If a patient is going to have surgery and won’t be eating, medication will be adjusted, he notes. Similarly, if a patient in an intensive care unit is receiving steroids, “that’s going to affect their diabetes,” he says.

“Everyone needs to take ownership of it,” McCauley says. “Not to say they have to manage it, but be aware of their therapy if they have an impact on the control of the diabetes, and make sure appropriate people who would need to make adjustments to the medication are being informed about that. That’s, I think, probably the biggest thing.”

Lehigh Valley’s nurses also play a critical role, reinforcing the need for patients to regularly check their blood sugar and helping to guide patients with what they need to do outside the hospital.

The health system also has developed a strong team of diabetes educators who work with patients, and with clinicians to be in tune with diabetes management, McCauley says.

“They’re very invested in making sure we’re treating diabetes appropriately,” McCauley says. “We know how much diabetes affects so many other aspects of their health care in the hospital, that they want to make sure that they keep that as a forefront.”

Reaching patients

Part of helping people with diabetes involves tackling some other social factors that are affecting their health more broadly.

McCauley acknowledges that it’s difficult.

“I wish I had the magic answer, because I don’t think we do,” he says. “I think it’s trying to get to each patient at their level and what we can offer them with our network.”

Lehigh Valley’s population health department will work with patients who may have transportation issues that make it more difficult to get to clinics. Lehigh Valley also offers telehealth appointments for patients that can’t easily get to an office for an appointment.

Lehigh Valley’s physicians will also go to clinics and offices serving more remote communities in northeastern Pennsylvania.

The system also tries to help patients with their diet.

“I think medicine is never one answer that fits everyone, and it’s trying to find the right answer that fits for that person … really just sitting down, understanding where they’re coming from and finding out, you know, what they’re able to change, what they’re willing to change, and then trying to come up with a plan together that works for them.”

Making diabetes a priority

McCauley stresses the importance of the entire health system getting efforts to improve diabetes care. Hospitals that are aiming to do better for patients with diabetes need to make it a goal across the organization.

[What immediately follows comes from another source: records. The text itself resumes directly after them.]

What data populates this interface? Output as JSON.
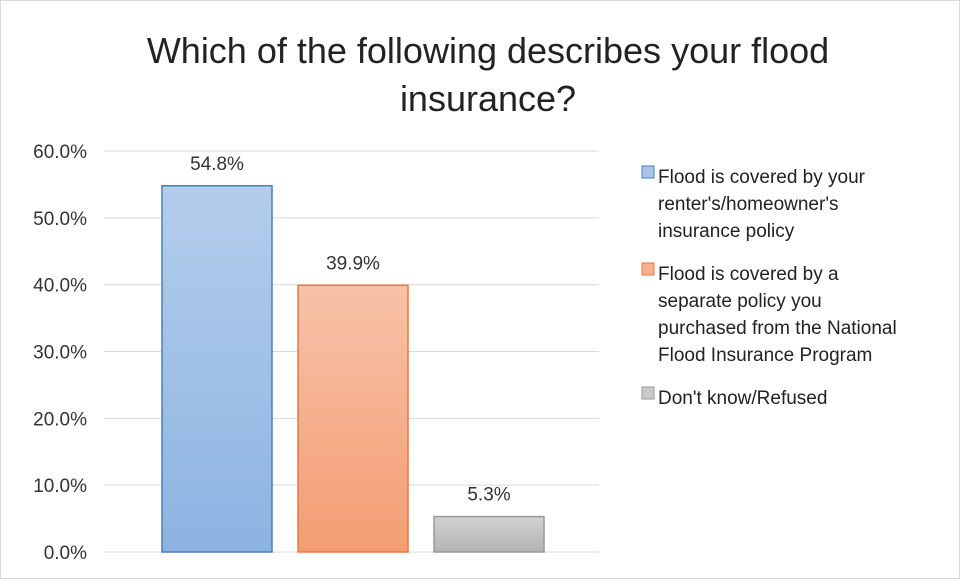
{
  "chart_data": {
    "type": "bar",
    "title_lines": [
      "Which of the following describes your flood",
      "insurance?"
    ],
    "categories": [
      "Flood is covered by your renter's/homeowner's insurance policy",
      "Flood is covered by a separate policy you purchased from the National Flood Insurance Program",
      "Don't know/Refused"
    ],
    "values": [
      54.8,
      39.9,
      5.3
    ],
    "data_labels": [
      "54.8%",
      "39.9%",
      "5.3%"
    ],
    "ylim": [
      0,
      60
    ],
    "yticks": [
      0,
      10,
      20,
      30,
      40,
      50,
      60
    ],
    "ytick_labels": [
      "0.0%",
      "10.0%",
      "20.0%",
      "30.0%",
      "40.0%",
      "50.0%",
      "60.0%"
    ],
    "grid": true,
    "legend_position": "right",
    "legend": [
      {
        "lines": [
          "Flood is covered by your",
          "renter's/homeowner's",
          "insurance policy"
        ],
        "color": "#a9c4e6",
        "edge": "#4a7ebb"
      },
      {
        "lines": [
          "Flood is covered by a",
          "separate policy you",
          "purchased from the National",
          "Flood Insurance Program"
        ],
        "color": "#f6b090",
        "edge": "#e8783e"
      },
      {
        "lines": [
          "Don't know/Refused"
        ],
        "color": "#c8c8c8",
        "edge": "#9a9a9a"
      }
    ]
  }
}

He also says it doesn’t necessarily require a substantial financial investment, but hospitals will need to spend time on diabetes care.

“They will need the time investment to get sure that they have the education to give to the providers and the nurses …and support from the senior leadership to make it a priority,” McCauley says.

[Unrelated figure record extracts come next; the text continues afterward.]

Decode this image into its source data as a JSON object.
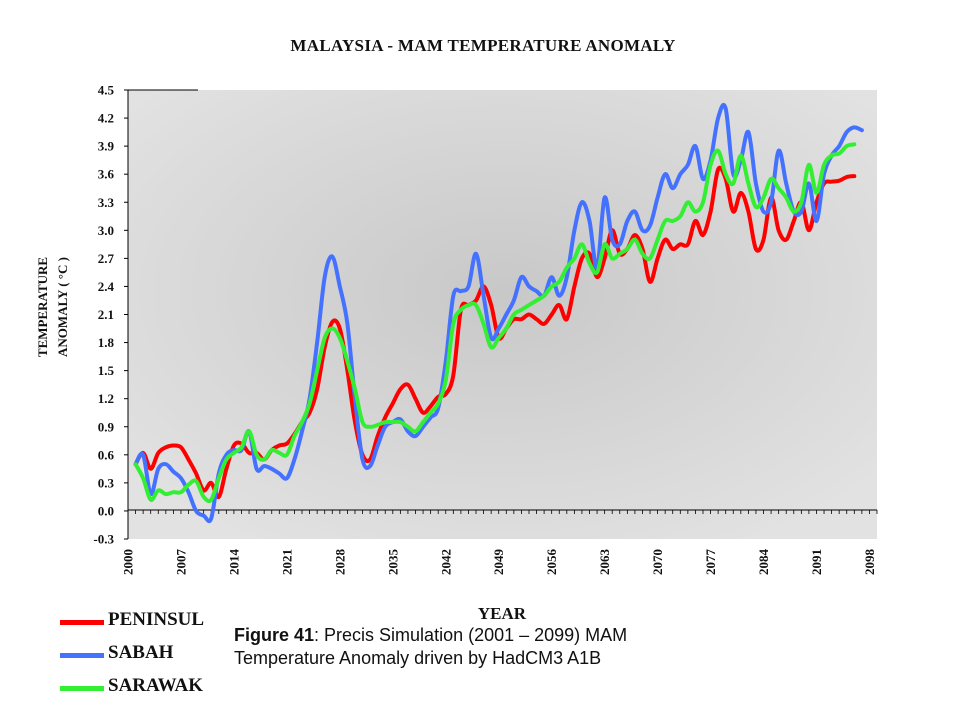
{
  "chart_data": {
    "type": "line",
    "title": "MALAYSIA - MAM TEMPERATURE ANOMALY",
    "ylabel_lines": [
      "TEMPERATURE",
      "ANOMALY ( °C )"
    ],
    "xlabel": "YEAR",
    "ylim": [
      -0.3,
      4.5
    ],
    "xlim": [
      2000,
      2099
    ],
    "yticks": [
      "-0.3",
      "0.0",
      "0.3",
      "0.6",
      "0.9",
      "1.2",
      "1.5",
      "1.8",
      "2.1",
      "2.4",
      "2.7",
      "3.0",
      "3.3",
      "3.6",
      "3.9",
      "4.2",
      "4.5"
    ],
    "xticks": [
      "2000",
      "2007",
      "2014",
      "2021",
      "2028",
      "2035",
      "2042",
      "2049",
      "2056",
      "2063",
      "2070",
      "2077",
      "2084",
      "2091",
      "2098"
    ],
    "series": [
      {
        "name": "PENINSUL",
        "color": "#ff0000",
        "points": [
          [
            2001,
            0.5
          ],
          [
            2002,
            0.62
          ],
          [
            2003,
            0.45
          ],
          [
            2004,
            0.62
          ],
          [
            2005,
            0.68
          ],
          [
            2006,
            0.7
          ],
          [
            2007,
            0.68
          ],
          [
            2008,
            0.55
          ],
          [
            2009,
            0.4
          ],
          [
            2010,
            0.22
          ],
          [
            2011,
            0.3
          ],
          [
            2012,
            0.15
          ],
          [
            2013,
            0.45
          ],
          [
            2014,
            0.7
          ],
          [
            2015,
            0.72
          ],
          [
            2016,
            0.62
          ],
          [
            2017,
            0.62
          ],
          [
            2018,
            0.55
          ],
          [
            2019,
            0.65
          ],
          [
            2020,
            0.7
          ],
          [
            2021,
            0.72
          ],
          [
            2022,
            0.82
          ],
          [
            2023,
            0.95
          ],
          [
            2024,
            1.05
          ],
          [
            2025,
            1.3
          ],
          [
            2026,
            1.75
          ],
          [
            2027,
            2.02
          ],
          [
            2028,
            1.95
          ],
          [
            2029,
            1.5
          ],
          [
            2030,
            0.95
          ],
          [
            2031,
            0.6
          ],
          [
            2032,
            0.55
          ],
          [
            2033,
            0.8
          ],
          [
            2034,
            1.0
          ],
          [
            2035,
            1.15
          ],
          [
            2036,
            1.3
          ],
          [
            2037,
            1.35
          ],
          [
            2038,
            1.2
          ],
          [
            2039,
            1.05
          ],
          [
            2040,
            1.12
          ],
          [
            2041,
            1.22
          ],
          [
            2042,
            1.25
          ],
          [
            2043,
            1.45
          ],
          [
            2044,
            2.15
          ],
          [
            2045,
            2.2
          ],
          [
            2046,
            2.25
          ],
          [
            2047,
            2.4
          ],
          [
            2048,
            2.2
          ],
          [
            2049,
            1.85
          ],
          [
            2050,
            1.95
          ],
          [
            2051,
            2.05
          ],
          [
            2052,
            2.05
          ],
          [
            2053,
            2.1
          ],
          [
            2054,
            2.05
          ],
          [
            2055,
            2.0
          ],
          [
            2056,
            2.1
          ],
          [
            2057,
            2.2
          ],
          [
            2058,
            2.05
          ],
          [
            2059,
            2.4
          ],
          [
            2060,
            2.7
          ],
          [
            2061,
            2.75
          ],
          [
            2062,
            2.5
          ],
          [
            2063,
            2.7
          ],
          [
            2064,
            3.0
          ],
          [
            2065,
            2.75
          ],
          [
            2066,
            2.8
          ],
          [
            2067,
            2.95
          ],
          [
            2068,
            2.8
          ],
          [
            2069,
            2.45
          ],
          [
            2070,
            2.7
          ],
          [
            2071,
            2.9
          ],
          [
            2072,
            2.8
          ],
          [
            2073,
            2.85
          ],
          [
            2074,
            2.85
          ],
          [
            2075,
            3.1
          ],
          [
            2076,
            2.95
          ],
          [
            2077,
            3.2
          ],
          [
            2078,
            3.65
          ],
          [
            2079,
            3.55
          ],
          [
            2080,
            3.2
          ],
          [
            2081,
            3.4
          ],
          [
            2082,
            3.2
          ],
          [
            2083,
            2.8
          ],
          [
            2084,
            2.9
          ],
          [
            2085,
            3.35
          ],
          [
            2086,
            3.0
          ],
          [
            2087,
            2.9
          ],
          [
            2088,
            3.1
          ],
          [
            2089,
            3.3
          ],
          [
            2090,
            3.0
          ],
          [
            2091,
            3.3
          ],
          [
            2092,
            3.5
          ],
          [
            2093,
            3.52
          ],
          [
            2094,
            3.53
          ],
          [
            2095,
            3.57
          ],
          [
            2096,
            3.58
          ]
        ]
      },
      {
        "name": "SABAH",
        "color": "#4472ff",
        "points": [
          [
            2001,
            0.5
          ],
          [
            2002,
            0.6
          ],
          [
            2003,
            0.18
          ],
          [
            2004,
            0.45
          ],
          [
            2005,
            0.5
          ],
          [
            2006,
            0.42
          ],
          [
            2007,
            0.35
          ],
          [
            2008,
            0.2
          ],
          [
            2009,
            0.0
          ],
          [
            2010,
            -0.05
          ],
          [
            2011,
            -0.08
          ],
          [
            2012,
            0.4
          ],
          [
            2013,
            0.6
          ],
          [
            2014,
            0.65
          ],
          [
            2015,
            0.65
          ],
          [
            2016,
            0.85
          ],
          [
            2017,
            0.45
          ],
          [
            2018,
            0.48
          ],
          [
            2019,
            0.45
          ],
          [
            2020,
            0.4
          ],
          [
            2021,
            0.35
          ],
          [
            2022,
            0.55
          ],
          [
            2023,
            0.85
          ],
          [
            2024,
            1.2
          ],
          [
            2025,
            1.8
          ],
          [
            2026,
            2.5
          ],
          [
            2027,
            2.72
          ],
          [
            2028,
            2.4
          ],
          [
            2029,
            2.0
          ],
          [
            2030,
            1.2
          ],
          [
            2031,
            0.55
          ],
          [
            2032,
            0.48
          ],
          [
            2033,
            0.7
          ],
          [
            2034,
            0.9
          ],
          [
            2035,
            0.95
          ],
          [
            2036,
            0.98
          ],
          [
            2037,
            0.85
          ],
          [
            2038,
            0.8
          ],
          [
            2039,
            0.9
          ],
          [
            2040,
            1.0
          ],
          [
            2041,
            1.1
          ],
          [
            2042,
            1.6
          ],
          [
            2043,
            2.3
          ],
          [
            2044,
            2.35
          ],
          [
            2045,
            2.4
          ],
          [
            2046,
            2.75
          ],
          [
            2047,
            2.3
          ],
          [
            2048,
            1.85
          ],
          [
            2049,
            1.95
          ],
          [
            2050,
            2.1
          ],
          [
            2051,
            2.25
          ],
          [
            2052,
            2.5
          ],
          [
            2053,
            2.4
          ],
          [
            2054,
            2.35
          ],
          [
            2055,
            2.3
          ],
          [
            2056,
            2.5
          ],
          [
            2057,
            2.3
          ],
          [
            2058,
            2.5
          ],
          [
            2059,
            3.0
          ],
          [
            2060,
            3.3
          ],
          [
            2061,
            3.1
          ],
          [
            2062,
            2.6
          ],
          [
            2063,
            3.35
          ],
          [
            2064,
            2.9
          ],
          [
            2065,
            2.85
          ],
          [
            2066,
            3.1
          ],
          [
            2067,
            3.2
          ],
          [
            2068,
            3.0
          ],
          [
            2069,
            3.05
          ],
          [
            2070,
            3.35
          ],
          [
            2071,
            3.6
          ],
          [
            2072,
            3.45
          ],
          [
            2073,
            3.6
          ],
          [
            2074,
            3.7
          ],
          [
            2075,
            3.9
          ],
          [
            2076,
            3.55
          ],
          [
            2077,
            3.75
          ],
          [
            2078,
            4.2
          ],
          [
            2079,
            4.3
          ],
          [
            2080,
            3.6
          ],
          [
            2081,
            3.75
          ],
          [
            2082,
            4.05
          ],
          [
            2083,
            3.5
          ],
          [
            2084,
            3.2
          ],
          [
            2085,
            3.3
          ],
          [
            2086,
            3.85
          ],
          [
            2087,
            3.5
          ],
          [
            2088,
            3.2
          ],
          [
            2089,
            3.2
          ],
          [
            2090,
            3.5
          ],
          [
            2091,
            3.1
          ],
          [
            2092,
            3.6
          ],
          [
            2093,
            3.8
          ],
          [
            2094,
            3.9
          ],
          [
            2095,
            4.05
          ],
          [
            2096,
            4.1
          ],
          [
            2097,
            4.07
          ]
        ]
      },
      {
        "name": "SARAWAK",
        "color": "#33ee33",
        "points": [
          [
            2001,
            0.5
          ],
          [
            2002,
            0.35
          ],
          [
            2003,
            0.12
          ],
          [
            2004,
            0.22
          ],
          [
            2005,
            0.18
          ],
          [
            2006,
            0.2
          ],
          [
            2007,
            0.2
          ],
          [
            2008,
            0.28
          ],
          [
            2009,
            0.32
          ],
          [
            2010,
            0.15
          ],
          [
            2011,
            0.12
          ],
          [
            2012,
            0.35
          ],
          [
            2013,
            0.55
          ],
          [
            2014,
            0.62
          ],
          [
            2015,
            0.68
          ],
          [
            2016,
            0.85
          ],
          [
            2017,
            0.6
          ],
          [
            2018,
            0.55
          ],
          [
            2019,
            0.65
          ],
          [
            2020,
            0.62
          ],
          [
            2021,
            0.6
          ],
          [
            2022,
            0.8
          ],
          [
            2023,
            0.95
          ],
          [
            2024,
            1.15
          ],
          [
            2025,
            1.5
          ],
          [
            2026,
            1.85
          ],
          [
            2027,
            1.95
          ],
          [
            2028,
            1.85
          ],
          [
            2029,
            1.6
          ],
          [
            2030,
            1.3
          ],
          [
            2031,
            0.95
          ],
          [
            2032,
            0.9
          ],
          [
            2033,
            0.92
          ],
          [
            2034,
            0.95
          ],
          [
            2035,
            0.95
          ],
          [
            2036,
            0.95
          ],
          [
            2037,
            0.9
          ],
          [
            2038,
            0.85
          ],
          [
            2039,
            0.95
          ],
          [
            2040,
            1.05
          ],
          [
            2041,
            1.15
          ],
          [
            2042,
            1.4
          ],
          [
            2043,
            2.0
          ],
          [
            2044,
            2.15
          ],
          [
            2045,
            2.2
          ],
          [
            2046,
            2.2
          ],
          [
            2047,
            2.0
          ],
          [
            2048,
            1.75
          ],
          [
            2049,
            1.85
          ],
          [
            2050,
            1.95
          ],
          [
            2051,
            2.1
          ],
          [
            2052,
            2.15
          ],
          [
            2053,
            2.2
          ],
          [
            2054,
            2.25
          ],
          [
            2055,
            2.3
          ],
          [
            2056,
            2.4
          ],
          [
            2057,
            2.45
          ],
          [
            2058,
            2.6
          ],
          [
            2059,
            2.7
          ],
          [
            2060,
            2.85
          ],
          [
            2061,
            2.65
          ],
          [
            2062,
            2.55
          ],
          [
            2063,
            2.85
          ],
          [
            2064,
            2.7
          ],
          [
            2065,
            2.75
          ],
          [
            2066,
            2.8
          ],
          [
            2067,
            2.9
          ],
          [
            2068,
            2.75
          ],
          [
            2069,
            2.7
          ],
          [
            2070,
            2.9
          ],
          [
            2071,
            3.1
          ],
          [
            2072,
            3.1
          ],
          [
            2073,
            3.15
          ],
          [
            2074,
            3.3
          ],
          [
            2075,
            3.2
          ],
          [
            2076,
            3.3
          ],
          [
            2077,
            3.7
          ],
          [
            2078,
            3.85
          ],
          [
            2079,
            3.6
          ],
          [
            2080,
            3.5
          ],
          [
            2081,
            3.8
          ],
          [
            2082,
            3.5
          ],
          [
            2083,
            3.25
          ],
          [
            2084,
            3.35
          ],
          [
            2085,
            3.55
          ],
          [
            2086,
            3.45
          ],
          [
            2087,
            3.35
          ],
          [
            2088,
            3.2
          ],
          [
            2089,
            3.3
          ],
          [
            2090,
            3.7
          ],
          [
            2091,
            3.4
          ],
          [
            2092,
            3.7
          ],
          [
            2093,
            3.8
          ],
          [
            2094,
            3.82
          ],
          [
            2095,
            3.9
          ],
          [
            2096,
            3.92
          ]
        ]
      }
    ]
  },
  "caption": {
    "label": "Figure 41",
    "rest": ": Precis Simulation (2001 – 2099) MAM",
    "line2": "Temperature Anomaly driven by HadCM3 A1B"
  },
  "colors": {
    "plot_bg": "#d6d6d6",
    "axis": "#000000"
  }
}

“Unfortunately, there’s so many different priorities out there that every system is looking at, unless it’s a priority that is being monitored, being tracked, it’s going to fall to the wayside, because there’s going to be other priorities that’s going to overtake it.”

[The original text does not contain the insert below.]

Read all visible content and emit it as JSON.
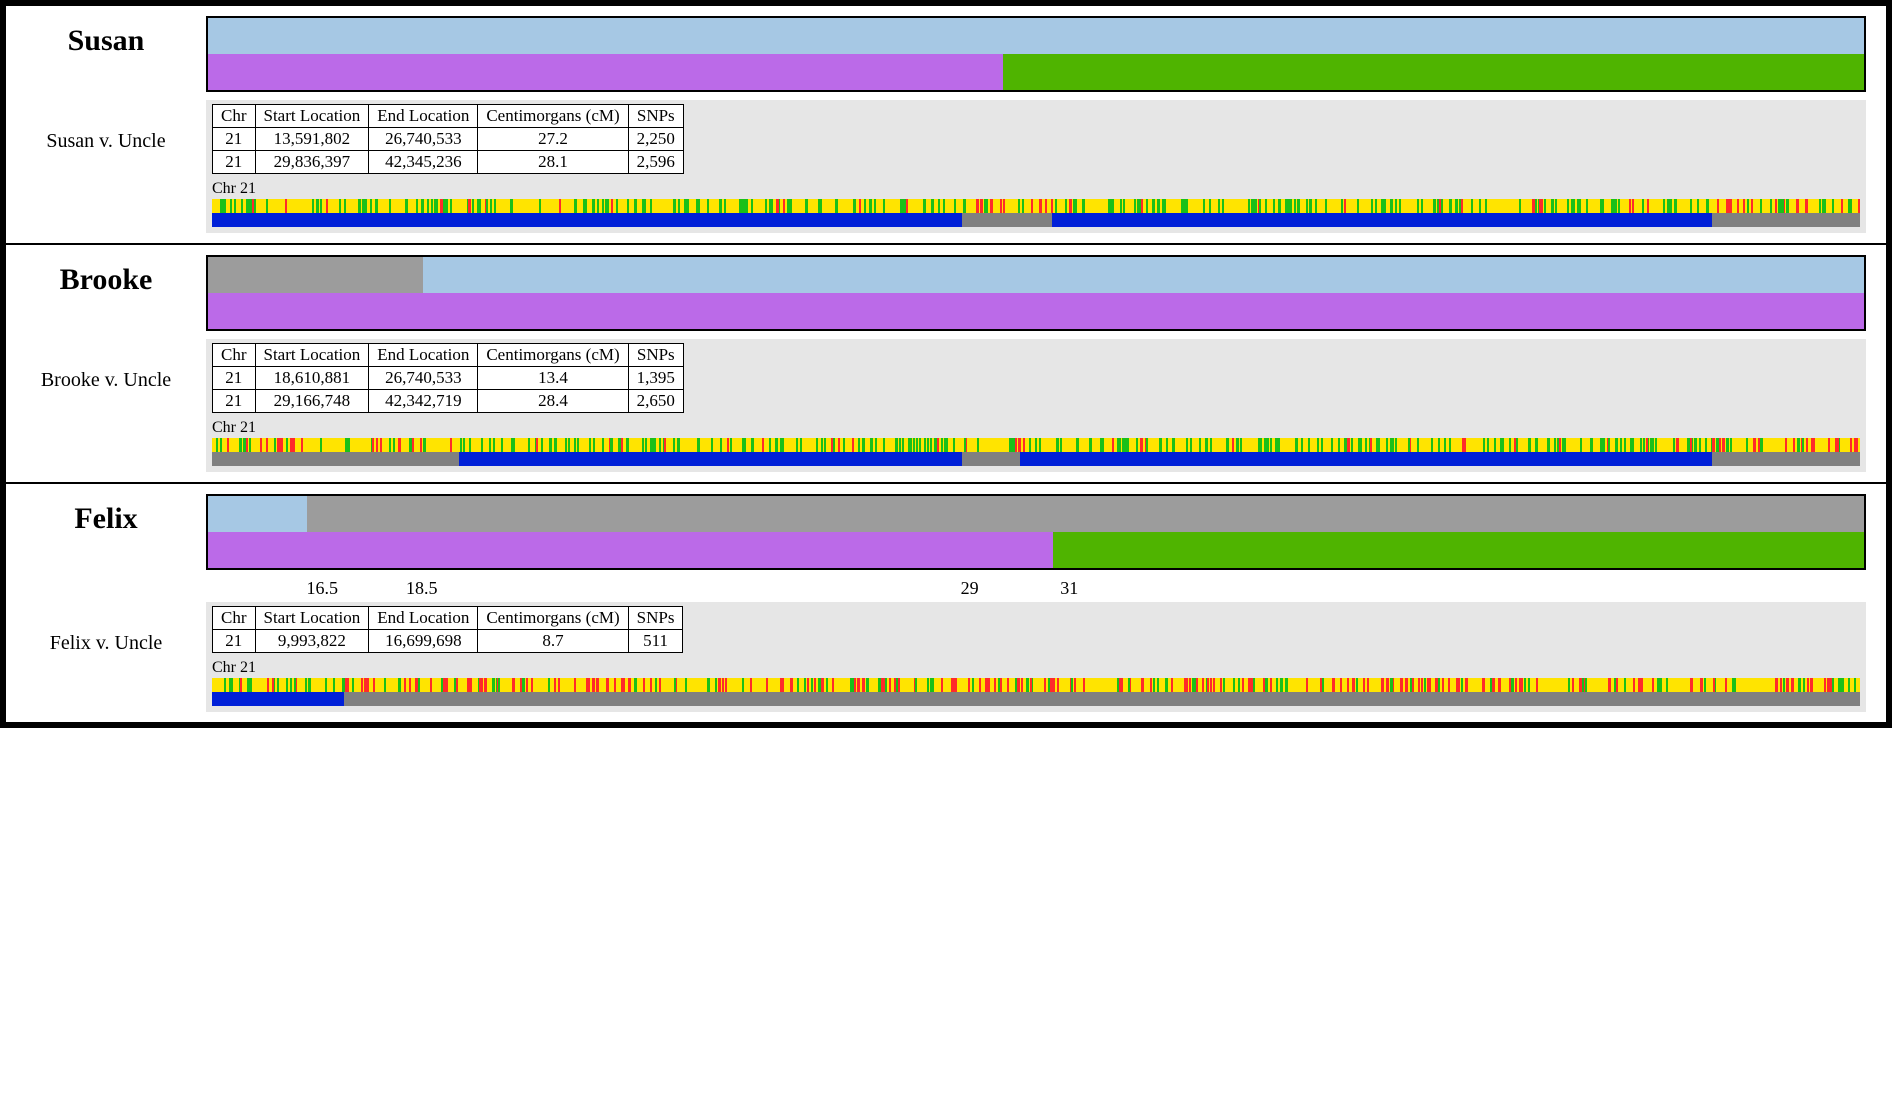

Again, though, McCauley emphasizes the value of the team approach for hospitals in caring for patients with diabetes.

“Our successes were related to the teamwork, that we were all working together,” McCauley says. “It wasn’t just the endocrinology team that was doing it. Really, it was a system-wide approach. And I think for any other hospital system that wants to do it, that’s what they’re going to want to embrace.”